The slash in funding for housing and other domestic programs is coupled in the Bush budget with proposals for a 7 percent increase in military spending, to $421 billion, and new tax favors for corporations and the wealthy.

The proposed cuts have an ugly racist edge. A high percentage of Section 8 tenants are African Americans, Latinos, Native Americans, or immigrants from Asian and Pacific nations.

Housing activists and homeless advocates have organized a nationwide call-in to urge Congress to protect funding for the Section 8 voucher program and for the 2 million families it currently serves.

In Washington State, 41,200 low-income seniors, persons with disabilities and the working poor depend for their housing on the voucher program.

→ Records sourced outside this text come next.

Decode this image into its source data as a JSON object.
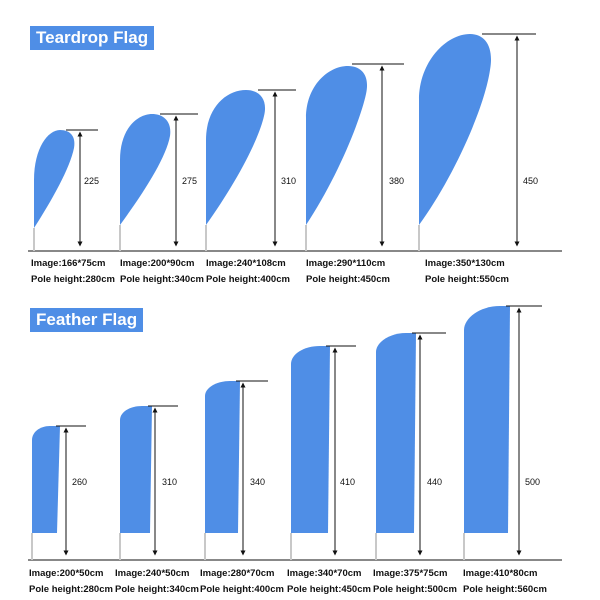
{
  "sections": [
    {
      "title": "Teardrop Flag",
      "flags": [
        {
          "image": "Image:166*75cm",
          "pole": "Pole height:280cm",
          "height_label": "225"
        },
        {
          "image": "Image:200*90cm",
          "pole": "Pole height:340cm",
          "height_label": "275"
        },
        {
          "image": "Image:240*108cm",
          "pole": "Pole height:400cm",
          "height_label": "310"
        },
        {
          "image": "Image:290*110cm",
          "pole": "Pole height:450cm",
          "height_label": "380"
        },
        {
          "image": "Image:350*130cm",
          "pole": "Pole height:550cm",
          "height_label": "450"
        }
      ]
    },
    {
      "title": "Feather Flag",
      "flags": [
        {
          "image": "Image:200*50cm",
          "pole": "Pole height:280cm",
          "height_label": "260"
        },
        {
          "image": "Image:240*50cm",
          "pole": "Pole height:340cm",
          "height_label": "310"
        },
        {
          "image": "Image:280*70cm",
          "pole": "Pole height:400cm",
          "height_label": "340"
        },
        {
          "image": "Image:340*70cm",
          "pole": "Pole height:450cm",
          "height_label": "410"
        },
        {
          "image": "Image:375*75cm",
          "pole": "Pole height:500cm",
          "height_label": "440"
        },
        {
          "image": "Image:410*80cm",
          "pole": "Pole height:560cm",
          "height_label": "500"
        }
      ]
    }
  ],
  "colors": {
    "flag": "#4f8ee6",
    "badge": "#4f8ee6",
    "pole": "#c8c8c8",
    "line": "#111111"
  }
}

In Seattle and King County, the figure is 24,500 households, with an additional 12,000 households on Section 8 waiting lists.

The housing coalition reports that the Bush budget for fiscal year 2005 allocates $1.6 billion too little to fund all housing vouchers currently in use. Beyond 2005, the cuts would be even deeper. By 2009, funding would be slashed by 40 percent – a loss of 800,000 vouchers.

The Bush budget would also remove important tenant protections. Public housing authorities would no longer be required to serve people with the lowers incomes, nor would they be required to keep rent at no more than 30 percent of a resident’s income. Current voucher-holders would not be protected. Housing authorities would be under pressure to serve the same number of families with fewer dollars. As a result, low-income families would be at risk of losing their vouchers to higher income families.